Grubbs retired from Sarasota in 1991 and was succeeded by one of his protegees, Lynn Matthews – who later took over at the helm of NYTRENG in Atlanta.
Matthews was succeeded by another one of Grubbs’ protegees, Diane McFarlin.
A 1976 University of Florida graduate, McFarlin started her career as a reporter at the Sarasota Journal.
After rising to managing editor at the Herald-Tribune she applied, at Grubbs urging, for the job of executive editor at the Gainesville Sun in 1987.
Three years later she returned to Sarasota as the executive editor and became publisher in 1999 – a role she held until 2012, when she became Dean of the College of Journalism and Communications at the University of Florida.
Former Herald-Tribune editorial page editor Tom Tryon, who got his start in 1981 as a police reporter in Manatee County, called the years under New York Times ownership the glory days.
“The Times resourced us well to do good journalism,” Tryon said.
As a police reporter, Tryon had to visit city police departments and the sheriff’s office to sort through written reports.
“The reporters were a real fixture in the community,” he said. “You couldn’t sit in your office and look stuff online – that was a big cultural shift.”

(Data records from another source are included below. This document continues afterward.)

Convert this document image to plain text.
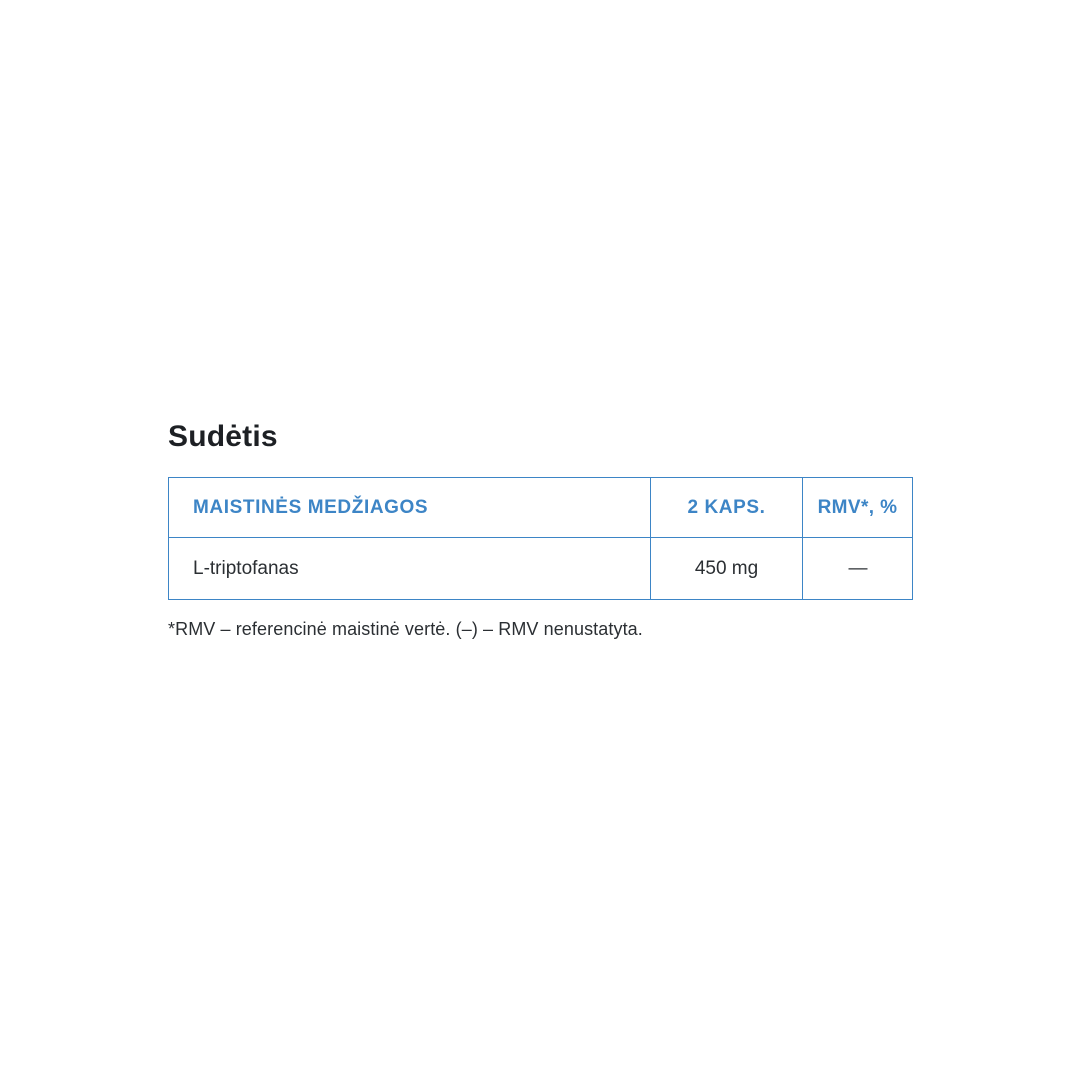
Sudėtis
MAISTINĖS MEDŽIAGOS	2 KAPS.	RMV*, %
L-triptofanas	450 mg	—
*RMV – referencinė maistinė vertė. (–) – RMV nenustatyta.
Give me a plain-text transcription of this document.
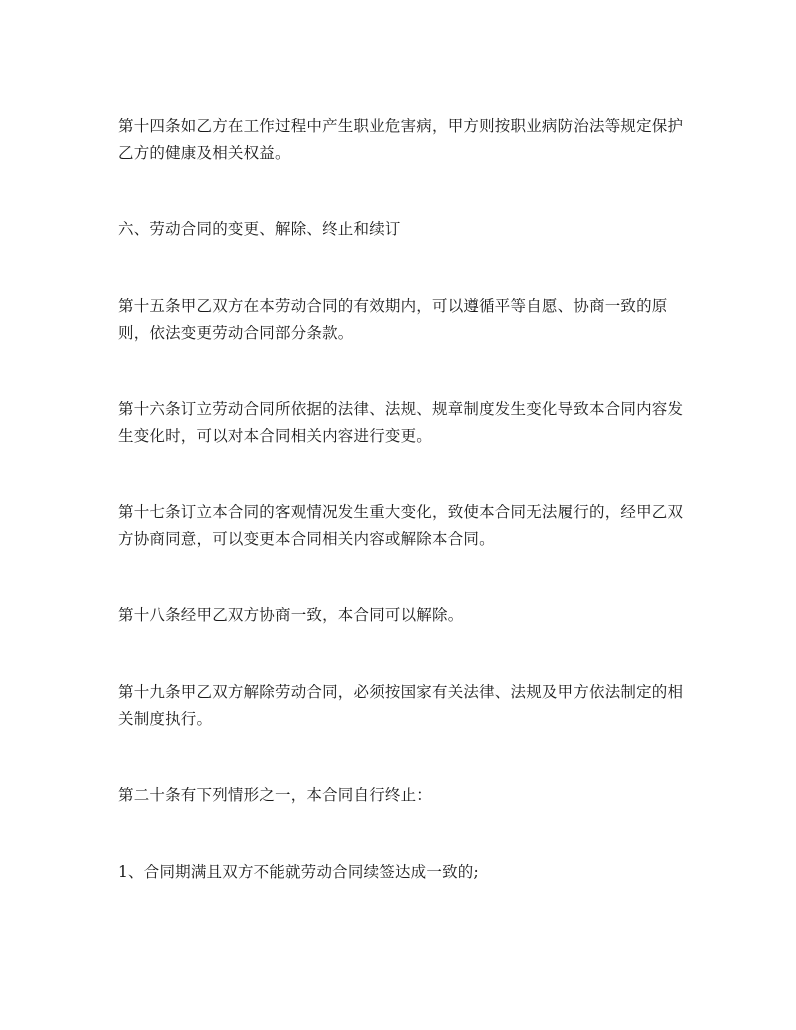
第十四条如乙方在工作过程中产生职业危害病，甲方则按职业病防治法等规定保护
乙方的健康及相关权益。

六、劳动合同的变更、解除、终止和续订

第十五条甲乙双方在本劳动合同的有效期内，可以遵循平等自愿、协商一致的原
则，依法变更劳动合同部分条款。

第十六条订立劳动合同所依据的法律、法规、规章制度发生变化导致本合同内容发
生变化时，可以对本合同相关内容进行变更。

第十七条订立本合同的客观情况发生重大变化，致使本合同无法履行的，经甲乙双
方协商同意，可以变更本合同相关内容或解除本合同。

第十八条经甲乙双方协商一致，本合同可以解除。

第十九条甲乙双方解除劳动合同，必须按国家有关法律、法规及甲方依法制定的相
关制度执行。

第二十条有下列情形之一，本合同自行终止：

1、合同期满且双方不能就劳动合同续签达成一致的;
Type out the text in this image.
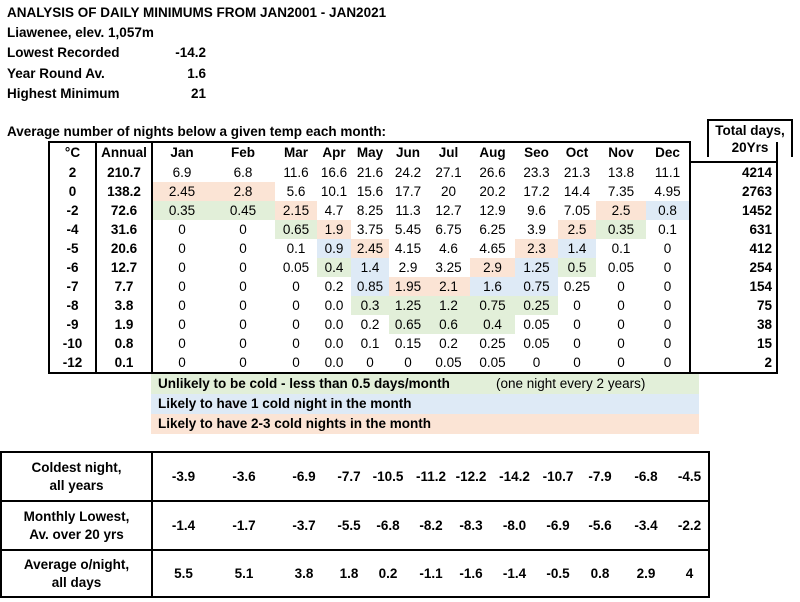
ANALYSIS OF DAILY MINIMUMS FROM JAN2001 - JAN2021
Liawenee, elev. 1,057m
Lowest Recorded	-14.2
Year Round Av.	1.6
Highest Minimum	21
Average number of nights below a given temp each month:	Total days,
20Yrs
°C	Annual	Jan	Feb	Mar	Apr	May	Jun	Jul	Aug	Seo	Oct	Nov	Dec	
2	210.7	6.9	6.8	11.6	16.6	21.6	24.2	27.1	26.6	23.3	21.3	13.8	11.1	4214
0	138.2	2.45	2.8	5.6	10.1	15.6	17.7	20	20.2	17.2	14.4	7.35	4.95	2763
-2	72.6	0.35	0.45	2.15	4.7	8.25	11.3	12.7	12.9	9.6	7.05	2.5	0.8	1452
-4	31.6	0	0	0.65	1.9	3.75	5.45	6.75	6.25	3.9	2.5	0.35	0.1	631
-5	20.6	0	0	0.1	0.9	2.45	4.15	4.6	4.65	2.3	1.4	0.1	0	412
-6	12.7	0	0	0.05	0.4	1.4	2.9	3.25	2.9	1.25	0.5	0.05	0	254
-7	7.7	0	0	0	0.2	0.85	1.95	2.1	1.6	0.75	0.25	0	0	154
-8	3.8	0	0	0	0.0	0.3	1.25	1.2	0.75	0.25	0	0	0	75
-9	1.9	0	0	0	0.0	0.2	0.65	0.6	0.4	0.05	0	0	0	38
-10	0.8	0	0	0	0.0	0.1	0.15	0.2	0.25	0.05	0	0	0	15
-12	0.1	0	0	0	0.0	0	0	0.05	0.05	0	0	0	0	2
Unlikely to be cold - less than 0.5 days/month	(one night every 2 years)
Likely to have 1 cold night in the month
Likely to have 2-3 cold nights in the month
Coldest night,
all years	-3.9	-3.6	-6.9	-7.7	-10.5	-11.2	-12.2	-14.2	-10.7	-7.9	-6.8	-4.5

Monthly Lowest,
Av. over 20 yrs	-1.4	-1.7	-3.7	-5.5	-6.8	-8.2	-8.3	-8.0	-6.9	-5.6	-3.4	-2.2

Average o/night,
all days	5.5	5.1	3.8	1.8	0.2	-1.1	-1.6	-1.4	-0.5	0.8	2.9	4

He moved to the Opinion pages in 1985 and two decades later became the head of the editorial department.
“People would introduce me as an editor at ‘our newspaper,’” he said. “That was very very common.
“There was a very strong relationship between the readership community and the paper for decades.”
McFarlin considered that strong relationship a crucial aspect not always available in the age of social media and 24-hour cable TV news.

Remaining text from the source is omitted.